第5話 どんぐりを埋めた人

「おかえり」

「ただいまー!」


 木の下で待っていた紗也佳さやかの元に、唯央いおが走り込んできた。彼は背負った園リュックと首から提げた水筒を素早く降ろすと、それらを紗也佳に投げ渡してくる。


「ちょっと! 唯央! 投げないの!」

「たっちゃん達と氷鬼してくるー!」


 投げ渡された荷物をかろうじて全て受け止めた母を尻目に、息子は再び園庭の中を走り回り始めた。降園後一時間は、園庭で子どもたちが自由に遊べるのだ。遊び足りない子供達は、この時間を無駄にしない。

 

 その間迎えに来た親達は、園庭で子供を見守りつつ、雑談で時間潰しをすることになる。


「いつもここからが長いんだよ」

「本当にね」

「暑いのによくあんなに動き回るよねぇ」


 子供を待つ親達は、日陰を求めてアラカシの下へと集まってくる。雑談の内容は、もうすぐ切り落とされてしまう巨木についての話題となっていた。

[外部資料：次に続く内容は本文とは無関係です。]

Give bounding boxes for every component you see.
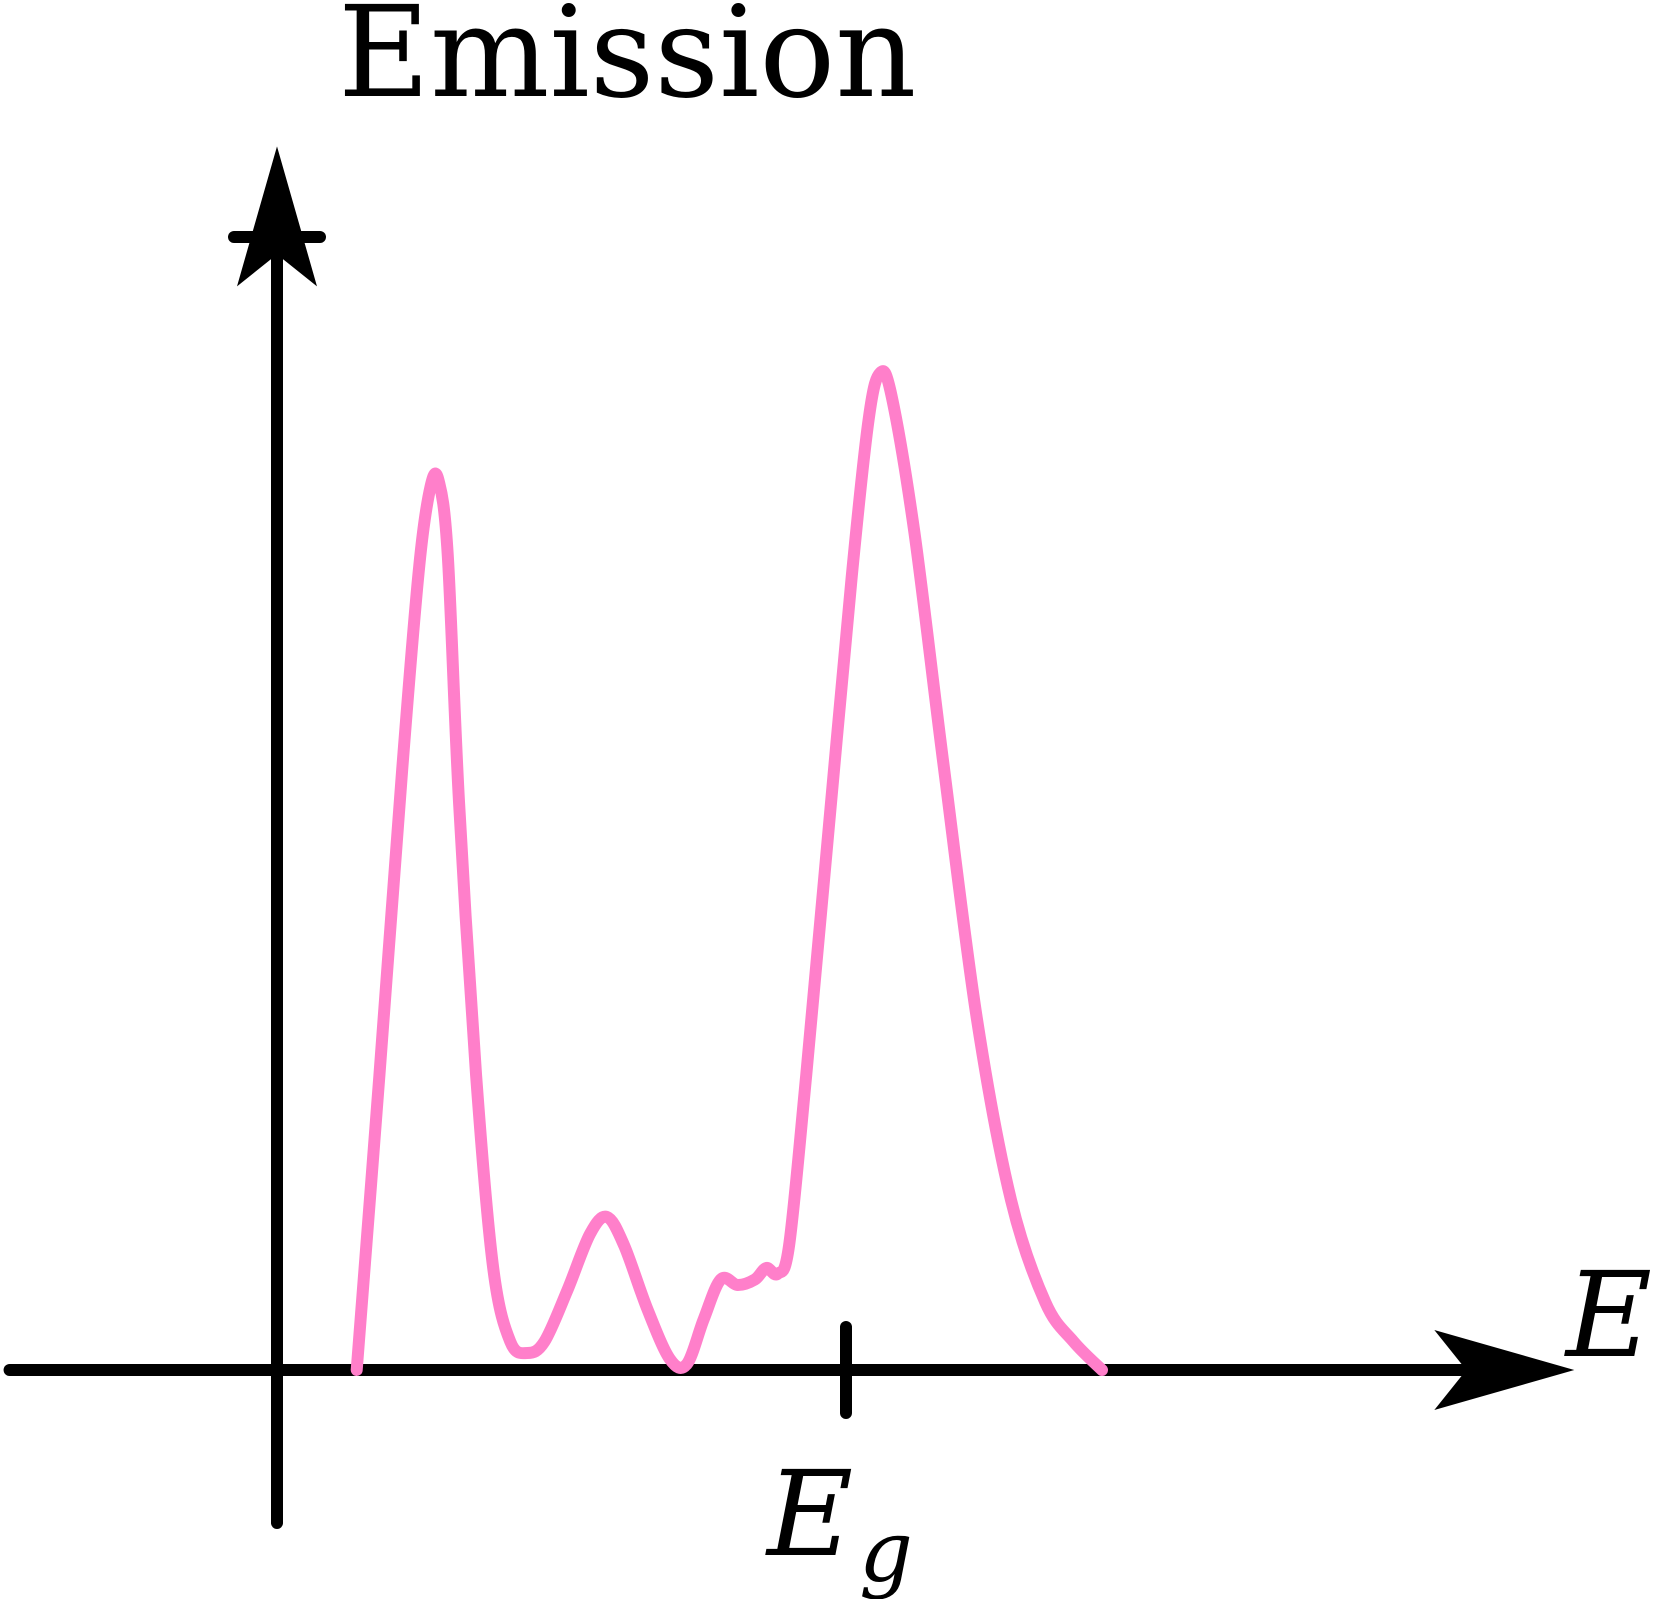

「この木陰がなくなっちゃうの、結構死活問題じゃない?」

「気持ちのいい日陰を作ってくれてるもんね」

「セミの抜け殻見つけたり、秋には沢山どんぐりつけてくれて。子供にも良い遊びをたくさん分けてくれてたのに。寂しくなっちゃう」

「そうか。どんぐり遊び、できなくなっちゃうのか」


 うだるような暑さと午後の疲れも相まって、自然と皆ため息が漏れた。


「理事長先生も悲しむだろうね」

「お兄さんが植えたどんぐりが、大きく育った木なんだもんね……」


 あの日の保護者会に参加していなかった者にも、既にアラカシの伐採とその歴史についての話はすっかり知れ渡っていた。


「理事長先生にお兄さんがいたなんて知らなかった。しかも戦死されていたなんて」

「きっと家族にとっては、お兄さんそのものみたいな存在だったんでしょう。切ないね」


 走り回り跳び回る子供たちは、シラカシの太い幹に抱きつくようにして、風を切る身体の動きを止めた。

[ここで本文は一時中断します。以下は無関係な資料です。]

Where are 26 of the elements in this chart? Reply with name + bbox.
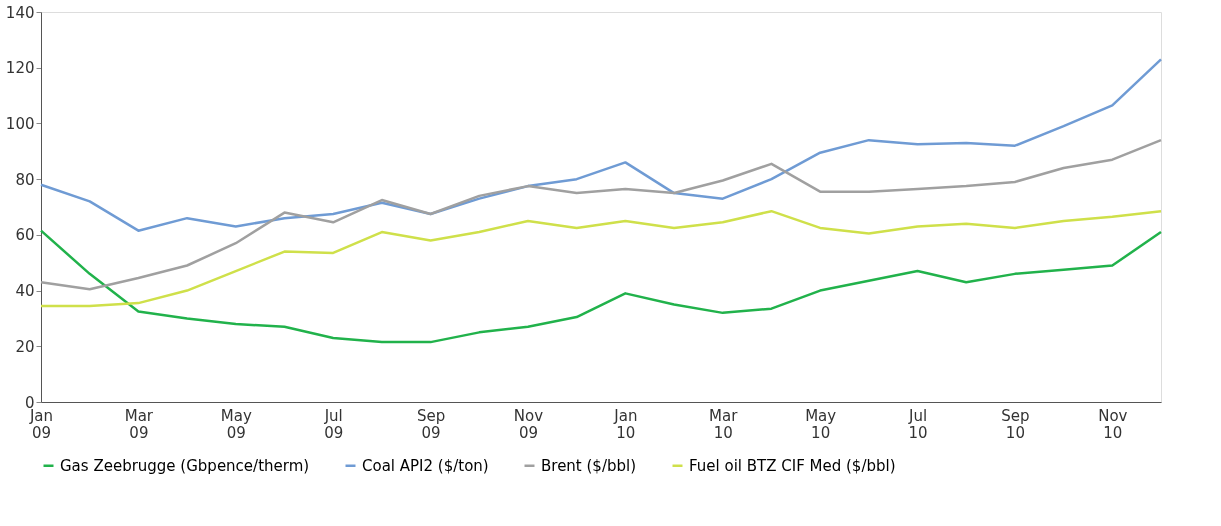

根の影にダンゴムシを見つける子供の笑い声が聞こえる。

ある子は、長細い葉の裏にセミの抜け殻を発見して歓声を上げていた。


 平穏にしか繋がらない無邪気な音に包まれながら、紗也佳は過去に思いを馳せていた。


 空想のその場面に巨木はなく、その代わりに小さく盛り上がった土があった。傍らに立つのは、唯央と同じくらいの少年である。

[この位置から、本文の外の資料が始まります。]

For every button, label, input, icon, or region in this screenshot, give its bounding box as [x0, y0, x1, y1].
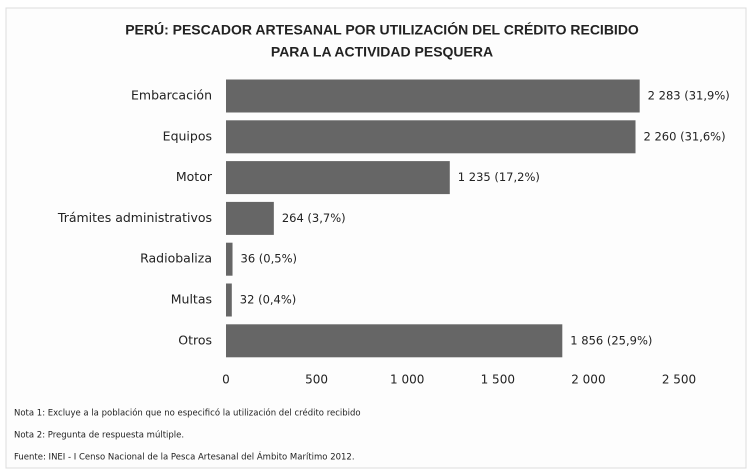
bar: [226, 201, 274, 235]
value-label: 1 235 (17,2%): [458, 170, 540, 184]
bar: [226, 120, 636, 154]
x-tick-label: 0: [222, 373, 230, 387]
y-tick-label: Motor: [176, 169, 213, 184]
bar: [226, 79, 640, 113]
chart-title: PARA LA ACTIVIDAD PESQUERA: [271, 44, 493, 60]
value-label: 264 (3,7%): [282, 211, 346, 225]
chart-title: PERÚ: PESCADOR ARTESANAL POR UTILIZACIÓN…: [125, 21, 639, 38]
value-label: 2 283 (31,9%): [648, 89, 730, 103]
y-tick-label: Otros: [178, 332, 212, 347]
source: Fuente: INEI - I Censo Nacional de la Pe…: [14, 451, 355, 463]
y-tick-label: Embarcación: [131, 88, 212, 103]
x-tick-label: 1 000: [390, 373, 424, 387]
x-tick-label: 2 000: [571, 373, 605, 387]
x-tick-label: 1 500: [481, 373, 515, 387]
note: Nota 1: Excluye a la población que no es…: [14, 408, 361, 419]
bar: [226, 283, 232, 317]
y-tick-label: Trámites administrativos: [57, 210, 212, 225]
bar: [226, 242, 233, 276]
chart-frame: [5, 7, 747, 469]
y-tick-label: Equipos: [163, 128, 212, 143]
value-label: 32 (0,4%): [240, 293, 296, 307]
value-label: 2 260 (31,6%): [644, 129, 726, 143]
y-tick-label: Multas: [171, 292, 212, 307]
bar: [226, 324, 563, 358]
value-label: 36 (0,5%): [241, 252, 297, 266]
y-tick-label: Radiobaliza: [140, 251, 212, 266]
value-label: 1 856 (25,9%): [570, 333, 652, 347]
x-tick-label: 2 500: [662, 373, 696, 387]
note: Nota 2: Pregunta de respuesta múltiple.: [14, 431, 184, 441]
x-tick-label: 500: [305, 373, 328, 387]
bar: [226, 161, 450, 195]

『理事長には、五歳年の離れたお兄さんがいました。お兄さんがちょうど年長さんと同じ六歳の頃に、園庭のあの場所にどんぐりを埋めましてね。それが成長して、あのアラカシになったんですよ……ええ、すごいですよね。子供が遊びで拾ってきたどんぐりは、あんなに立派な大木になるんです』


 以前、物理に詳しいある人から「過去も現在も未来も、時間は同時に存在する」という話を聞いたことがあった。今私達が体験している世界では、時間は一定方向にしか流れていないように思えるが、そうではないのだと。


 そうであっても、残念ながら紗也佳は過去に行けないし、体験していないことは記憶として垣間見ることすらできない。

ただできるのは、こうやって思いを馳せることだけだ。不自由なものである。


「お腹減ったー! おやつ食べたい。お母さん、帰ろう」


 腰に飛びついてきた唯央を受け止めながら、「もう!」と唇を尖らせる。


「人が感傷に浸ってるときに。あんたはいつもマイペースなんだから」

「え?」


 とぼけた声に思わず吹き出しながら、紗也佳は「帰ろう帰ろう」と木陰から抜け出した。友人たちに「また明日ね」と手を振った。